The Basics

A common request from OpenShift users has long been to raise the number of pods per node. OpenShift has set the limit to 250 starting with the first Kubernetes-based release (3.0) through 4.2, but with very powerful nodes, it can support many more than that.

This blog describes the work we did to achieve 500 pods per node, starting from initial testing, bug fixes and other changes we needed to make, the testing we performed to verify function, and what you need to do if you’d like to try this.

Background

Computer systems have continued unabated their relentless progress in computation power, memory, storage capacity, and I/O bandwidth. Systems that not long ago were exotic supercomputers are now dwarfed in their capability (if not physical size and power consumption) by very modest servers. Not surprisingly, one of the most frequent questions we've received from customers over the years is "can we run more than 250 pods (the -- until now -- tested maximum) per node?". Today we're happy to announce that the answer is yes!

In this blog, I'm going to discuss the changes to OpenShift, the testing process to verify our ability to run much larger numbers of pods, and what you need to do if you want to increase your pod density.

Goals

Our goal with this project was to run 500 pods per node on a cluster with a reasonably large number of nodes. We also considered it important that these pods actually do something; pausepods, while convenient for testing, aren't a workload that most people are interested in running on their clusters. At the same time, we recognized that the incredible variety of workloads in the rich OpenShift ecosystem would be impractical to model, so we wanted a simple workload that's easy to understand and measure. We'll discuss this workload below, which you can clone and experiment with.

Initial Testing

Early experiments on OpenShift 4.2 identified issues with communication between the control plane (in particular, the kube-apiserver) and the kubelet when attempting to run nodes with a large number of pods. Using a client/server builder application replicated to produce the desired number of pods, we observed that the apiserver was not getting timely updates from the kubelet when pods came into existence, resulting in problems such as networking not coming up for pods and the pods (when they required networking) failing as a result.

Our test was to run many replicas of the application to reproduce the requisite number of pods. We observed that up to about 380 pods per node, the applications would start running normally. Beyond that, we would see some pods remain in Pending state, and some start but terminate. Pods terminating that are expected to run do so because the pod itself decides to terminate. There were no messages in the logs identifying particular problems; the pods appeared to be starting up correctly, but the code within the pods was failing, resulting in the pods terminating. Studying the application, the most likely reason the pods would terminate was that the client pod would be unable to connect to the server, indicating that it did not have a network available.

As an aside, we observed that the kubelet declared the pods to be Running very quickly; the delay was in the apiserver realizing this. Again, there were no log messages in either the kubelet or the apiserver logs indicating any issue. The network team requested that we collect logs from the openshift-sdn that manages pod networking; that too showed nothing out of the ordinary.
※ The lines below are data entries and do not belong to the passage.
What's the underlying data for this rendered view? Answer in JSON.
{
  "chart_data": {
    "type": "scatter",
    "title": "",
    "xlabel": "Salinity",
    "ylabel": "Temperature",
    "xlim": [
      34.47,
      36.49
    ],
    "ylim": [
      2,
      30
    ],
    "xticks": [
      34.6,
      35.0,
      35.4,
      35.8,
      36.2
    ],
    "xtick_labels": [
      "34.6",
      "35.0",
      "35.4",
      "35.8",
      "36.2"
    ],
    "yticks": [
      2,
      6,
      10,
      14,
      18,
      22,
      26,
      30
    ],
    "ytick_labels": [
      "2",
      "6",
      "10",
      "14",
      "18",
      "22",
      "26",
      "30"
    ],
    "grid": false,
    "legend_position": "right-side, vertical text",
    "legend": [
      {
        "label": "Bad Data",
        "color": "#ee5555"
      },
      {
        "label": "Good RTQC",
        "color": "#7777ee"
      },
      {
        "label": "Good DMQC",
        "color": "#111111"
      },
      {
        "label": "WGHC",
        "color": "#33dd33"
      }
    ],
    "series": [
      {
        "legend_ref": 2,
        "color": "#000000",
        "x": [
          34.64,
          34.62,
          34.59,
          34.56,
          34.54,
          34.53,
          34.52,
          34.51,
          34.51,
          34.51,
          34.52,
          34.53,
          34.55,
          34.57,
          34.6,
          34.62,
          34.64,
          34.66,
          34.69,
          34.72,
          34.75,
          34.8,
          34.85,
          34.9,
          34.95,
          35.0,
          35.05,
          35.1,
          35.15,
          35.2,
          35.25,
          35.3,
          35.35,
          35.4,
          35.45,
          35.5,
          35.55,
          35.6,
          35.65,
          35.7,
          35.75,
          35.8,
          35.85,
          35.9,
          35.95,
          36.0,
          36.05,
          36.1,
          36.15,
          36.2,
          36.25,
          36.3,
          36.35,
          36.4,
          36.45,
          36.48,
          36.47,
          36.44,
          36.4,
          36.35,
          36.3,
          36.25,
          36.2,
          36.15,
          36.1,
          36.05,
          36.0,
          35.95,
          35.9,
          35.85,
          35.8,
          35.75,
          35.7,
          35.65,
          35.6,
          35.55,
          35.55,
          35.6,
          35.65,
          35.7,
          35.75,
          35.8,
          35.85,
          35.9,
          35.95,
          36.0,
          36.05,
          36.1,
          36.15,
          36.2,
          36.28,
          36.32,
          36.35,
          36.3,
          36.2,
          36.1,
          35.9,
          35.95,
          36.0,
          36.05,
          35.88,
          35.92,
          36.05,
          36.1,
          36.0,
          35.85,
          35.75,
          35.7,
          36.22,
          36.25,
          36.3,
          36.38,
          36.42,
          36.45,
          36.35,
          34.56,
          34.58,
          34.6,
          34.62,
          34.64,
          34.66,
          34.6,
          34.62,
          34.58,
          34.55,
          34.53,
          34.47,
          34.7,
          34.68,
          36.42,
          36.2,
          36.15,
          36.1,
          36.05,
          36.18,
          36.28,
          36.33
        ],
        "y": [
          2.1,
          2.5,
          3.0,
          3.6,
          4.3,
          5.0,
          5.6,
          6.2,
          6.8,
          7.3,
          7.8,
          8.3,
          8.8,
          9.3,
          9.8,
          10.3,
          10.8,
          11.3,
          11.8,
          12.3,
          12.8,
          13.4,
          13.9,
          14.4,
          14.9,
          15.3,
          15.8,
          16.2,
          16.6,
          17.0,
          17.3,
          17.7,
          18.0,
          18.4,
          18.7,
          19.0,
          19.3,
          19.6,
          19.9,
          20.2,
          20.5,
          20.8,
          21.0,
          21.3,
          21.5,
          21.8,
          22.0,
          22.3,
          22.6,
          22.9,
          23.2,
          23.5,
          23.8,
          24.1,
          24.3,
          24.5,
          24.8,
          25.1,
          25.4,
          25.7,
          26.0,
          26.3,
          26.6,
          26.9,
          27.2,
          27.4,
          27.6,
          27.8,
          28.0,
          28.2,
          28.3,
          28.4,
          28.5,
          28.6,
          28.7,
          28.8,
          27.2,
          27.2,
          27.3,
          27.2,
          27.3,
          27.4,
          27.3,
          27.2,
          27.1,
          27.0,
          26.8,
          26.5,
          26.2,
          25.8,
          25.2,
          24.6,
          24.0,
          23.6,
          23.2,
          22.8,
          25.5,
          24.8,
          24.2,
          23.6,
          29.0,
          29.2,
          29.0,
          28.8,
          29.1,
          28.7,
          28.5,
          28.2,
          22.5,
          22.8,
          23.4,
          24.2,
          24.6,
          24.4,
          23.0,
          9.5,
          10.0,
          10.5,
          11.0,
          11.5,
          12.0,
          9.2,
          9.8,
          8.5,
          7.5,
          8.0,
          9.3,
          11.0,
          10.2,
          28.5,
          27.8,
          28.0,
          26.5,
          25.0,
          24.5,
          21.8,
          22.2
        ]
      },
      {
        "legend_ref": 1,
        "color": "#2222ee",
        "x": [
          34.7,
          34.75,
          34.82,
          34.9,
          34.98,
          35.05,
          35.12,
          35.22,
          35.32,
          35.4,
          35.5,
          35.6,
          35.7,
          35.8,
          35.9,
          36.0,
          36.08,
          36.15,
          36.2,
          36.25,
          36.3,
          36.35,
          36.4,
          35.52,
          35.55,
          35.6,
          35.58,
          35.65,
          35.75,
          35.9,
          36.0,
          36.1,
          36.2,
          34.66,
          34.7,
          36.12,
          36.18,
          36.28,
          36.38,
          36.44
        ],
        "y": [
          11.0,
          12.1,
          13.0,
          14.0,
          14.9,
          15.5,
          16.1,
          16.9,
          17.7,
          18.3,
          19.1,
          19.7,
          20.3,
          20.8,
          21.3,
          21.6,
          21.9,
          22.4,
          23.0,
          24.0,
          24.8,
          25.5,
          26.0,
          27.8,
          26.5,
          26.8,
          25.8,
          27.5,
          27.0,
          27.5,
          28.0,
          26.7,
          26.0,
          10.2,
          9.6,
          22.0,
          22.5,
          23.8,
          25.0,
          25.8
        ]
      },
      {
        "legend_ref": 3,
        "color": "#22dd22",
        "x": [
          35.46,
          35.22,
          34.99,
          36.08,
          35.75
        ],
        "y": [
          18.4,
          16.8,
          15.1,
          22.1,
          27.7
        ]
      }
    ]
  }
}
Indeed, even using host networking didn't help.

To simplify the test, we wrote a much simpler client/server deployment, where the client would simply attempt to connect to the server until it succeeded rather than failing, using only two nodes. The client pods logged the number of connection attempts made and the elapsed time before success. We ran 500 replicas of this deployment, and found that up to about 450 pods total (225 per node), the pods started up and quickly went into Running state. Between 450 and 620, the rate of pods transitioning to Running state slowed down, and actually stalled out for about 10 minutes, after which the backlog cleared at a rate of about 3 pods/minute until eventually (after a few more hours) all of the pods were running. This supported the hypothesis that there was nothing really wrong with the kubelet; the client pods were able to start running, but most likely timed out connecting to the server, and did not retry.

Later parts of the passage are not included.